The role of an intergenerational community of public intellectuals is especially crucial, particularly when grappling with the prioritisation of diverse African ways of knowing within inherently hierarchical global knowledge systems. Claude Ake was clear about the limitations of mainstream social sciences, particularly their tendency to treat change and movement in complex social worlds as aberrations. Knowledge systems structured in this way risk dismissing such “aberrations” as deviations from implicit norms, thereby neglecting approaches better suited to understanding complex realities, such as the simultaneous construction of Africa as both a space of deprivation and a site of extractive abundance. Public intellectuals must therefore centre Africa itself as a source of knowledge, treating its experiences as sites of concept-building and imagining new ways of doing and being, while drawing also on wider knowledge and technologies with awareness of embedded hierarchies. An example is Eiman Zein-Elabdin’s call to understand economic value and valuation in relation to power and justice, beyond commodity prices in global markets.
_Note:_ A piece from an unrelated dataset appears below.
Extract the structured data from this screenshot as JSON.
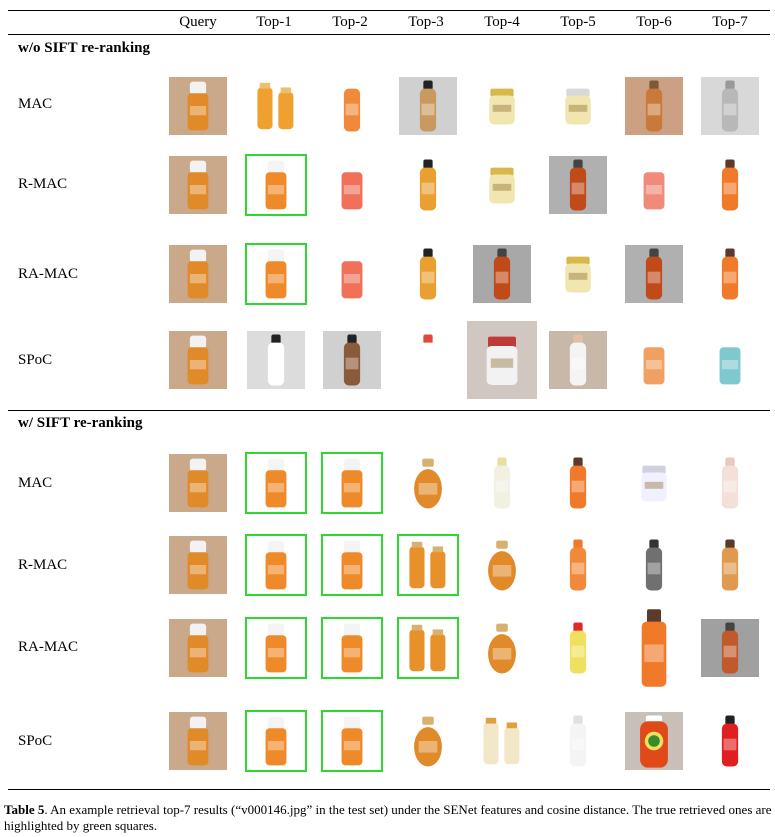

The current global system is undergoing significant transitions beyond unipolarity. Challenges to Western economic dominance, alongside the rise of new power centres, are intensifying geopolitical competition and contributing to a more multipolar international order. This presents opportunities for African countries to pursue strategic engagement in support of inclusive transformation. Multiple external partners may expand possibilities and flexibility in trade, investment, and technological cooperation. Yet risks also arise from the replication of core–periphery dynamics within new semi-peripheral contexts, where production relations reproduce extractive logics. Complexities emerge in the coexistence of diversified partnerships that have driven infrastructural expansion, particularly in transport through Africa–China relations, while simultaneously constraining economic activities to extractive sectors such as fuels and minerals, including green minerals, in relations with both China and Middle Eastern economies. Conceptualising development and transformation as underpinning logics is therefore essential, and must be centred on transformation that is productive, generative and autonomous (without autarky) as is careful attention to how these logics are designed with justice and equity at local, national, and regional scales.
The call for innovation and preparedness in a multipolar world is thus embedded in reflections on material, institutional and ideational resources. It encapsulates a rich intellectual tradition within African political economy that requires renewed engagement for the exercise of meaningful agency. The urgency of the present moment is to identify pathways toward greater autonomy, recognising that agency is not given but built. It emerges from the deliberate cultivation of economic capabilities, the rethinking of state–market–society interdependencies, the centring of equity and justice in institutional frameworks and the strengthening of intellectual traditions capable of interpreting and responding to complex global realities organised around (shared) African priorities. In a world of diffusing power and rapidly shifting dynamics, resourcing African agency requires strategic clarity and sustained investment in these foundational resources. Innovation and preparedness are therefore not abstract ideals, but practical imperatives for navigating the uncertainties of twenty-first-century global disorder with an African centre.
Professor Eka Ikpe is the director of the African Leadership Centre at King’s College London and professor of Development Economics.